Mais il a le sens des priorités quand même, me direz-vous. Une autre idée pour relancer Canal, cela va être *roulements de tambour * le retour du cryptage à l’ancienne : «Canal va reprendre son cryptage ancien, vous savez avec le criccrrccicro» Bravo Vincent, en plus de ta superbe imitation de ce grésillement mythique de la télévision française, tu es surtout raccord avec tes idées puisque cela te coutera encore plus cher depuis qu’on est passé à la TNT.

On a quand même bien cru à un moment que le vent allait tourner pour l’homme d’affaires breton. Quand il s’est attaqué aux sacro-saints, les meilleurs éditorialistes de France pour un certain Pierre Bourdieu, les Guignols de l’info. Pétitions de plus de 115 000 signatures, réactions de politiques criant leur amour des guignols, photos de couvertures Facebook remplaçant les « Je suis Charlie ». Ah ça, la France s’est levé pour défendre les guignols menacés d’une déprogrammation. Mais finalement, il a suffi d’une simple promesse de les conserver pour arrêter cet élan de révolte au sein des adorateurs des marionnettes. Les Guignols seront de retour le 9 novembre (soit près de deux mois après « la rentrée »). Oui enfin de retour… en crypté, sans ses auteurs historiques remerciés et avec une nouvelle ligne directrice (oui ça me fait mal de dire « éditoriale ») moins irrévérencieuse (parce que V.B il aime pas ça l’irrévérence) et plus axée sur l’actu people que politique. Comment on dit déjà ? Ça sent le sapin,cette histoire. Un comble pour des marionnettes en silicone. 

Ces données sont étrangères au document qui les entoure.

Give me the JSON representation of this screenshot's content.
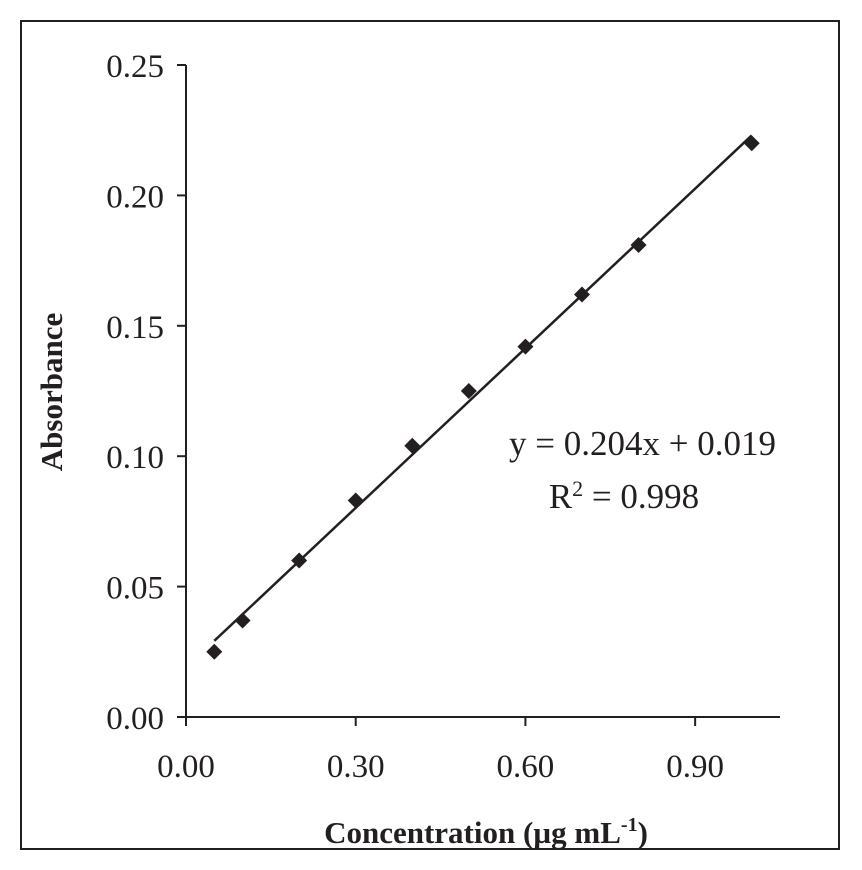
{
  "chart_data": {
    "type": "scatter",
    "xlabel": "Concentration (µg mL",
    "xlabel_sup": "-1",
    "xlabel_close": ")",
    "ylabel": "Absorbance",
    "xlim": [
      0.0,
      1.05
    ],
    "ylim": [
      0.0,
      0.25
    ],
    "xticks": [
      "0.00",
      "0.30",
      "0.60",
      "0.90"
    ],
    "xtick_values": [
      0.0,
      0.3,
      0.6,
      0.9
    ],
    "yticks": [
      "0.00",
      "0.05",
      "0.10",
      "0.15",
      "0.20",
      "0.25"
    ],
    "ytick_values": [
      0.0,
      0.05,
      0.1,
      0.15,
      0.2,
      0.25
    ],
    "grid": false,
    "series": [
      {
        "marker": "diamond",
        "color": "#231f20",
        "x": [
          0.05,
          0.1,
          0.2,
          0.3,
          0.4,
          0.5,
          0.6,
          0.7,
          0.8,
          1.0
        ],
        "y": [
          0.025,
          0.037,
          0.06,
          0.083,
          0.104,
          0.125,
          0.142,
          0.162,
          0.181,
          0.22
        ]
      }
    ],
    "trendline": {
      "slope": 0.204,
      "intercept": 0.019,
      "x_range": [
        0.05,
        1.0
      ]
    },
    "annotations": {
      "equation": "y = 0.204x + 0.019",
      "r2_prefix": "R",
      "r2_sup": "2",
      "r2_rest": " = 0.998"
    }
  }
}
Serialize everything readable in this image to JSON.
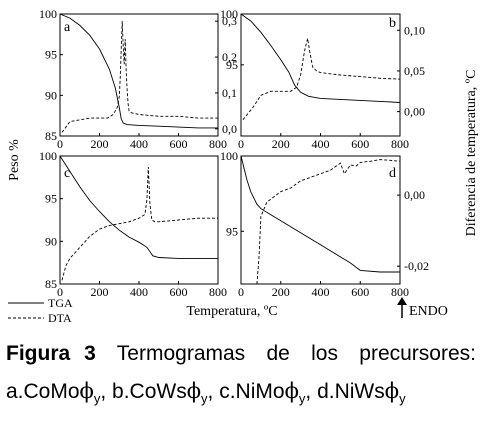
{
  "figure": {
    "ylabel_left": "Peso %",
    "ylabel_right": "Diferencia de temperatura, ºC",
    "xlabel": "Temperatura, ºC",
    "endo_label": "ENDO",
    "legend": [
      {
        "label": "TGA",
        "style": "solid"
      },
      {
        "label": "DTA",
        "style": "dashed"
      }
    ],
    "caption": {
      "label": "Figura",
      "number": "3",
      "text": "Termogramas de los precursores:",
      "line2": [
        {
          "text": "a.CoMo",
          "sym": "ϕ",
          "sub": "y",
          "sep": ", "
        },
        {
          "text": "b.CoWs",
          "sym": "ϕ",
          "sub": "y",
          "sep": ", "
        },
        {
          "text": "c.NiMo",
          "sym": "ϕ",
          "sub": "y",
          "sep": ", "
        },
        {
          "text": "d.NiWs",
          "sym": "ϕ",
          "sub": "y",
          "sep": ""
        }
      ]
    }
  },
  "chart_data": [
    {
      "panel": "a",
      "type": "line",
      "x_ticks": [
        "0",
        "200",
        "400",
        "600",
        "800"
      ],
      "y_left_ticks": [
        "100",
        "95",
        "90",
        "85"
      ],
      "y_right_ticks": [
        "0,3",
        "0,2",
        "0,1",
        "0,0"
      ],
      "xlim": [
        0,
        800
      ],
      "ylim_left": [
        85,
        100
      ],
      "ylim_right": [
        -0.02,
        0.32
      ],
      "series": [
        {
          "name": "TGA",
          "axis": "left",
          "x": [
            0,
            50,
            100,
            150,
            200,
            250,
            280,
            300,
            310,
            320,
            340,
            400,
            500,
            600,
            700,
            800
          ],
          "y": [
            100,
            99.5,
            98.6,
            97.4,
            95.7,
            93.2,
            90.9,
            88.5,
            87.1,
            86.6,
            86.4,
            86.3,
            86.2,
            86.1,
            86.0,
            86.0
          ]
        },
        {
          "name": "DTA",
          "axis": "right",
          "x": [
            10,
            50,
            100,
            150,
            200,
            240,
            270,
            290,
            300,
            305,
            310,
            315,
            320,
            325,
            330,
            335,
            340,
            345,
            350,
            360,
            400,
            500,
            600,
            700,
            800
          ],
          "y": [
            -0.01,
            0.02,
            0.025,
            0.03,
            0.03,
            0.03,
            0.04,
            0.06,
            0.09,
            0.14,
            0.22,
            0.3,
            0.23,
            0.18,
            0.25,
            0.16,
            0.11,
            0.07,
            0.05,
            0.045,
            0.04,
            0.035,
            0.035,
            0.03,
            0.03
          ]
        }
      ]
    },
    {
      "panel": "b",
      "type": "line",
      "x_ticks": [
        "0",
        "200",
        "400",
        "600",
        "800"
      ],
      "y_left_ticks": [
        "100",
        "95"
      ],
      "y_right_ticks": [
        "0,10",
        "0,05",
        "0,00"
      ],
      "xlim": [
        0,
        800
      ],
      "ylim_left": [
        88,
        100
      ],
      "ylim_right": [
        -0.03,
        0.12
      ],
      "series": [
        {
          "name": "TGA",
          "axis": "left",
          "x": [
            0,
            50,
            100,
            150,
            200,
            240,
            270,
            300,
            340,
            400,
            500,
            600,
            700,
            800
          ],
          "y": [
            100,
            99.3,
            98.2,
            96.9,
            95.5,
            94.3,
            93.0,
            92.3,
            91.9,
            91.7,
            91.6,
            91.5,
            91.4,
            91.3
          ]
        },
        {
          "name": "DTA",
          "axis": "right",
          "x": [
            10,
            60,
            100,
            150,
            200,
            250,
            280,
            300,
            320,
            335,
            345,
            360,
            380,
            400,
            500,
            600,
            700,
            800
          ],
          "y": [
            -0.01,
            0.005,
            0.02,
            0.025,
            0.025,
            0.025,
            0.03,
            0.045,
            0.075,
            0.09,
            0.075,
            0.055,
            0.05,
            0.048,
            0.045,
            0.043,
            0.041,
            0.04
          ]
        }
      ]
    },
    {
      "panel": "c",
      "type": "line",
      "x_ticks": [
        "0",
        "200",
        "400",
        "600",
        "800"
      ],
      "y_left_ticks": [
        "100",
        "95",
        "90",
        "85"
      ],
      "xlim": [
        0,
        800
      ],
      "ylim_left": [
        85,
        100
      ],
      "ylim_right": [
        -0.05,
        0.3
      ],
      "series": [
        {
          "name": "TGA",
          "axis": "left",
          "x": [
            0,
            50,
            100,
            150,
            200,
            250,
            300,
            350,
            400,
            440,
            470,
            500,
            600,
            700,
            800
          ],
          "y": [
            100,
            98.2,
            96.4,
            94.8,
            93.5,
            92.3,
            91.3,
            90.5,
            89.9,
            89.3,
            88.3,
            88.1,
            88.0,
            88.0,
            88.0
          ]
        },
        {
          "name": "DTA",
          "axis": "right",
          "x": [
            10,
            30,
            50,
            100,
            150,
            200,
            250,
            300,
            350,
            400,
            430,
            440,
            447,
            455,
            465,
            480,
            500,
            600,
            700,
            800
          ],
          "y": [
            -0.04,
            0.0,
            0.02,
            0.05,
            0.08,
            0.1,
            0.11,
            0.115,
            0.12,
            0.13,
            0.14,
            0.18,
            0.27,
            0.17,
            0.125,
            0.12,
            0.12,
            0.125,
            0.13,
            0.13
          ]
        }
      ]
    },
    {
      "panel": "d",
      "type": "line",
      "x_ticks": [
        "0",
        "200",
        "400",
        "600",
        "800"
      ],
      "y_left_ticks": [
        "100",
        "95"
      ],
      "y_right_ticks": [
        "0,00",
        "-0,02"
      ],
      "xlim": [
        0,
        800
      ],
      "ylim_left": [
        91.5,
        100
      ],
      "ylim_right": [
        -0.025,
        0.011
      ],
      "series": [
        {
          "name": "TGA",
          "axis": "left",
          "x": [
            0,
            30,
            50,
            80,
            100,
            150,
            200,
            300,
            400,
            500,
            550,
            600,
            700,
            800
          ],
          "y": [
            100,
            98.4,
            97.6,
            96.8,
            96.5,
            96.1,
            95.7,
            94.9,
            94.1,
            93.3,
            92.9,
            92.4,
            92.3,
            92.3
          ]
        },
        {
          "name": "DTA",
          "axis": "right",
          "x": [
            80,
            90,
            100,
            130,
            200,
            250,
            300,
            350,
            400,
            450,
            500,
            520,
            550,
            580,
            600,
            650,
            700,
            750,
            800
          ],
          "y": [
            -0.025,
            -0.018,
            -0.006,
            -0.002,
            0.001,
            0.002,
            0.004,
            0.005,
            0.006,
            0.007,
            0.009,
            0.006,
            0.0085,
            0.0082,
            0.0092,
            0.0095,
            0.01,
            0.0098,
            0.0095
          ]
        }
      ]
    }
  ]
}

Et ce n’est malheureusement pas tout. Si on soulève le tapis, on découvre bien d’autres choses. Des enquêtes de Spécial Investigation sur le Crédit Mutuel (celle-ci finalement diffusé sur France 3) et la BNP censurée , des licenciements évités de justesse, des pressions notamment pour le patron du Zapping, et même certains chroniqueurs de la bande à Hanouna. Et cela, ne semble pas parti pour s’arranger malgré une convocation du CSA.

L’ambiance dans les couloirs de la quatrième chaine doivent être comparable à celle d’une impasse mexicaine. Dorénavant, la moindre pique à l’encontre du patron est légère, rapide, comme camouflée, comme par peur de se faire prendre.

Comme le titrait Libération dans son édito du 19 octobre dernier, « En tuant l’esprit Canal, Bolloré met la chaîne en danger » Monsieur Bolloré n’a-t-il pas encore compris que ce qui attirait les abonnés de Canal n’était peut être pas des émissions à moindre coût, rentable, et bien menées, mais un certain esprit irrévérencieux, libre qui fait (faisait ?) de cette chaine sa marque de fabrique ? Une chaine « de contre-pouvoir», oseront même certains.  

Ainsi comme l’écrit David Carzon: « Car à force de jouer avec ce qui constitue un socle de confiance entre une chaîne et ses abonnés, ce n’est pas seulement l’esprit Canal qu’il est en train de tuer, il met aussi en péril sa crédibilité et son modèle économique. » Et les chiffres tendent à prouver cette équation.

Paradoxalement, c’est comme si cet esprit mis à l’honneur par de nombreuses initiatives l’année dernière à l’occasion des 30 ans de la chaine venait de se fracasser contre un mur. C’est dur. Dur comme le décès d’Alain De Greef, ancien directeur des programmes de Canal + de 1986 à 2000, le 29 juin dernier. Celui-ci même que les Guignols avaient représenté  dans un sketch expliquant l’humour devant les sages du CSA . Le lendemain, Puremédias révélait le sombre destin des mêmes Guignols. Fin d’une époque. 

Enfin pour conclure cet édito bien amer, Slapzine vous invite à emprunter la Delorean de Marty McFly tout juste revenu de 1985, pour repartir en 2002, quand une situation bien similaire se déroulait et où les figures de la chaine avaient « pris les armes », tout en prenant le temps de s’attablé entre copains pour un Burger Quiz d’anthologie

Bolloré a prévu de prendre sa retraite le 17 février 2022, jour du bicentenaire de son entreprise familiale. Un simple tour de Delorean suffira pour voir s’il tiendra parole et ce qu’il sera advenu de Canal +. Mais ça, cela reste de la fiction.